“As your brother has brought so many hymns translated from the French, you will have a sufficient number, and no occasion to increase them by the small addition of Mademoiselle Bourignon’s two little pieces. I desire you to favour my present weakness, if I judge wrong, and not to publish them.
“I do not at all desire to discourage your publication. But when you tell me you write, not for the critic, but for the Christian, it occurs to my mind that you might as well write for both; or in such a manner that the critic may, by your writing, be moved to turn Christian, rather than the Christian turn critic. I should be wanting, I fear, in speaking freely and friendly upon this matter, if I did not give it as my humble opinion that, before you publish, you might lay before some experienced Christian critics the design which you are upon. But I speak this with all submission. It is very likely that, in these matters, I may want a spur more than you want a bridle.”[269]
The book was probably intended for the use of the Moravian bands and other religious societies’ meetings in London, with which Wesley was more or less connected. It contains seventy psalms and hymns; but it is a remarkable fact that not one of them seems to have been written by Wesley’s brother Charles. One each is contributed by Addison, Dryden, and Lord Roscommon.
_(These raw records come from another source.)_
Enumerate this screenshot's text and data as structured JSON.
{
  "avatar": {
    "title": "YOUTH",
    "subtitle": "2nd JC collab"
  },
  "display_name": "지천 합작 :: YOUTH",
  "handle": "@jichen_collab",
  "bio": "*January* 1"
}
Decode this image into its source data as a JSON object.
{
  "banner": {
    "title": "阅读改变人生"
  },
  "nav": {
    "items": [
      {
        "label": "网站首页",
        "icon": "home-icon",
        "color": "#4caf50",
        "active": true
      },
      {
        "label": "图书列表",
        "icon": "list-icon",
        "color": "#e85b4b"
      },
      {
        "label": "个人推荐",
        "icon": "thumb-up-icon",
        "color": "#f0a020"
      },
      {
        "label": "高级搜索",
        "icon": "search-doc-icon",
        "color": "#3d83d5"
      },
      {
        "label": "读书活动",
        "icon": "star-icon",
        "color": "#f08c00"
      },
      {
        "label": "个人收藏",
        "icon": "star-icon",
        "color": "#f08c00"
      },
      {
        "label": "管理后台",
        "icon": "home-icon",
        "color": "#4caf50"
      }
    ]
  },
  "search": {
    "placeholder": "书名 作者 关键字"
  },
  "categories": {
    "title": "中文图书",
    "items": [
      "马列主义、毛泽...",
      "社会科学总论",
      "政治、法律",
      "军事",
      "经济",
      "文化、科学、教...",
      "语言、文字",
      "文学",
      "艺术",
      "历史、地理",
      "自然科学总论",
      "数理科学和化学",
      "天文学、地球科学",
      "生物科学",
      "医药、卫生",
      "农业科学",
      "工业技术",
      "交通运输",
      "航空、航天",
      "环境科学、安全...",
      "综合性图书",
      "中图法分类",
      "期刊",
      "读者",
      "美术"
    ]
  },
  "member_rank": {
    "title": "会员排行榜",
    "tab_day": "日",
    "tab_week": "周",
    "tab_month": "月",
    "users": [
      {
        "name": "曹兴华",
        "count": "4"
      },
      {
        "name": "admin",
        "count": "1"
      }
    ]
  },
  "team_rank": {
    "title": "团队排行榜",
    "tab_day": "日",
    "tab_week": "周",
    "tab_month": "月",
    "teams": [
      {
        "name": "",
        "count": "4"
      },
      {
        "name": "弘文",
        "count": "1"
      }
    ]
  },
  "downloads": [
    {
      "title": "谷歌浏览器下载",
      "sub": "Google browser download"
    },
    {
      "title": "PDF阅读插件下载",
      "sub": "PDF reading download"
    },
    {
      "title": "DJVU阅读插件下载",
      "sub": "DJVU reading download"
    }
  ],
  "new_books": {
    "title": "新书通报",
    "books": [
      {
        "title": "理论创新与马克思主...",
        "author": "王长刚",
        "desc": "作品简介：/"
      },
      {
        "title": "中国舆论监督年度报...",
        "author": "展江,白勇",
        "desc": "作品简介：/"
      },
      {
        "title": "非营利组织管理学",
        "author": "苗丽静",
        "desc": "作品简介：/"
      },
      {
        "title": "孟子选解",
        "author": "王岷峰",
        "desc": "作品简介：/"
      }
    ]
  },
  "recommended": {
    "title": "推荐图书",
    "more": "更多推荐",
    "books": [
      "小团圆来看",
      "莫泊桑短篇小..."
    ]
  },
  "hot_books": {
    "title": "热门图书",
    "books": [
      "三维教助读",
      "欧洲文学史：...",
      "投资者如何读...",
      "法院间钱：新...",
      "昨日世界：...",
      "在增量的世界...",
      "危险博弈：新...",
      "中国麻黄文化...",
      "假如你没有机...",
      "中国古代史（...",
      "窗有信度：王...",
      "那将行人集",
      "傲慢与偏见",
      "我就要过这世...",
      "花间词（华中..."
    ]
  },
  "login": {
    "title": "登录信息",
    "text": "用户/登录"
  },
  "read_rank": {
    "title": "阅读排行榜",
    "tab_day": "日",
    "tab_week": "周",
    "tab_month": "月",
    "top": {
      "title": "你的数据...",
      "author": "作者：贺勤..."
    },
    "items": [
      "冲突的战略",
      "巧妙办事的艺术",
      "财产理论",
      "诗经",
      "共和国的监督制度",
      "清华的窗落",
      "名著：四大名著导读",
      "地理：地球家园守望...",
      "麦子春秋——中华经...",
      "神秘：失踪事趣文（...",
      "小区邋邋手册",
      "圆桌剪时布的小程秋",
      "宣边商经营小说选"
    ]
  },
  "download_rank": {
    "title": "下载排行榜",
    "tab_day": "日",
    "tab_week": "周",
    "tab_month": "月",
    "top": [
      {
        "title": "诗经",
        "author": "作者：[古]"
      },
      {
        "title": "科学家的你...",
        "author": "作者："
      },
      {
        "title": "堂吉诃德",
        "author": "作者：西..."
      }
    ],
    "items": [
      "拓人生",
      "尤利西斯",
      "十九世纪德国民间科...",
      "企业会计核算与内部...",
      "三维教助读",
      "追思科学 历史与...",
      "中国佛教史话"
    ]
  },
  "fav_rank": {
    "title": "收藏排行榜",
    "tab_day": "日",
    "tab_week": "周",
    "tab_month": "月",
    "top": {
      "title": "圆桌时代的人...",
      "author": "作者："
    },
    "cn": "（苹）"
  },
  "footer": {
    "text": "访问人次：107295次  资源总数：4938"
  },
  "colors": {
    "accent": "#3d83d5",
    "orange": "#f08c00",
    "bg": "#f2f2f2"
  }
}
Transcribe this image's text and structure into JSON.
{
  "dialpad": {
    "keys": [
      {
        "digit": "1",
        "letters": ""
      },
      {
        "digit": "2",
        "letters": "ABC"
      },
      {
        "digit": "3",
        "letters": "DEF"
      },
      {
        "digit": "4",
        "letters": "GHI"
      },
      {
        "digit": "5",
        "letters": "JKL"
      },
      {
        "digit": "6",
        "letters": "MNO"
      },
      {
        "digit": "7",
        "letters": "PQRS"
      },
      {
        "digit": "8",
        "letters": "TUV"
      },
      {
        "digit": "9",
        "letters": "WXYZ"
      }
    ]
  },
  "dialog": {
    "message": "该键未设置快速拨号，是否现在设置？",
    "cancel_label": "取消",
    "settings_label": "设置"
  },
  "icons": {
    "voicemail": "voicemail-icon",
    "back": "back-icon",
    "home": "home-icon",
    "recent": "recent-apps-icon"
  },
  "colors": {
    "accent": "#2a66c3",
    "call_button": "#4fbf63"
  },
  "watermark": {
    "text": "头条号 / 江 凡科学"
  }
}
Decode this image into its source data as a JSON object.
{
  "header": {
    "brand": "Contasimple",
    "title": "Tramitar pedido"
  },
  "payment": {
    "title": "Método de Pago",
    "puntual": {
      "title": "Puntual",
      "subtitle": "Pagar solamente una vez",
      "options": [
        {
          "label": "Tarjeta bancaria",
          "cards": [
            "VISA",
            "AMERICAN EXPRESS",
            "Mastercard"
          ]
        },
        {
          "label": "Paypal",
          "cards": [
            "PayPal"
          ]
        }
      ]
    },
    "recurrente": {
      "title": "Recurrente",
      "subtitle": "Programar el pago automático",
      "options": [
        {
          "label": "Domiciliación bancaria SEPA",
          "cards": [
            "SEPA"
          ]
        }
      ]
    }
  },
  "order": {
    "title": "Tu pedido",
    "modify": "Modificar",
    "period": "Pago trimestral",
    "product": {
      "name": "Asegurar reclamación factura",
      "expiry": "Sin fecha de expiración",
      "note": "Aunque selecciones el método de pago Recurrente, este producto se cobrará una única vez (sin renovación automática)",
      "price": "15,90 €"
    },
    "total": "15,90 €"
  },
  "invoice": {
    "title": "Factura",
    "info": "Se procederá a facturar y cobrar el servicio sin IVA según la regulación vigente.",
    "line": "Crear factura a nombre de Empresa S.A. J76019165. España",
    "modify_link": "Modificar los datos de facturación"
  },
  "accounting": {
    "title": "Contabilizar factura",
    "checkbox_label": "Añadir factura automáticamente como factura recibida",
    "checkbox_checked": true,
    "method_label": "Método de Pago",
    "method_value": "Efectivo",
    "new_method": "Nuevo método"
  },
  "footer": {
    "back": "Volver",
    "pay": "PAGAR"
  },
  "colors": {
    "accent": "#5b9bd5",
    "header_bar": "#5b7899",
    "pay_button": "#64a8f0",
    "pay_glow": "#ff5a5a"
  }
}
One is from the Church liturgy, and one anonymous. Three are by Bishop Ken; four by Norris; six by Herbert; thirteen by Tate and Brady; thirty-three by Watts; and six are translations by Wesley himself. The book was never reprinted; but it formed the basis of another hymn-book, published three years after, in which exactly one-half of its psalms and hymns were embodied.[270] It was the first[271] of about forty hymnologies published by the two brothers during the next half-century, and which, as priceless gems, were scattered broadcast among the first Methodists.
With Wesley’s first hymn-book we close the first section of his history.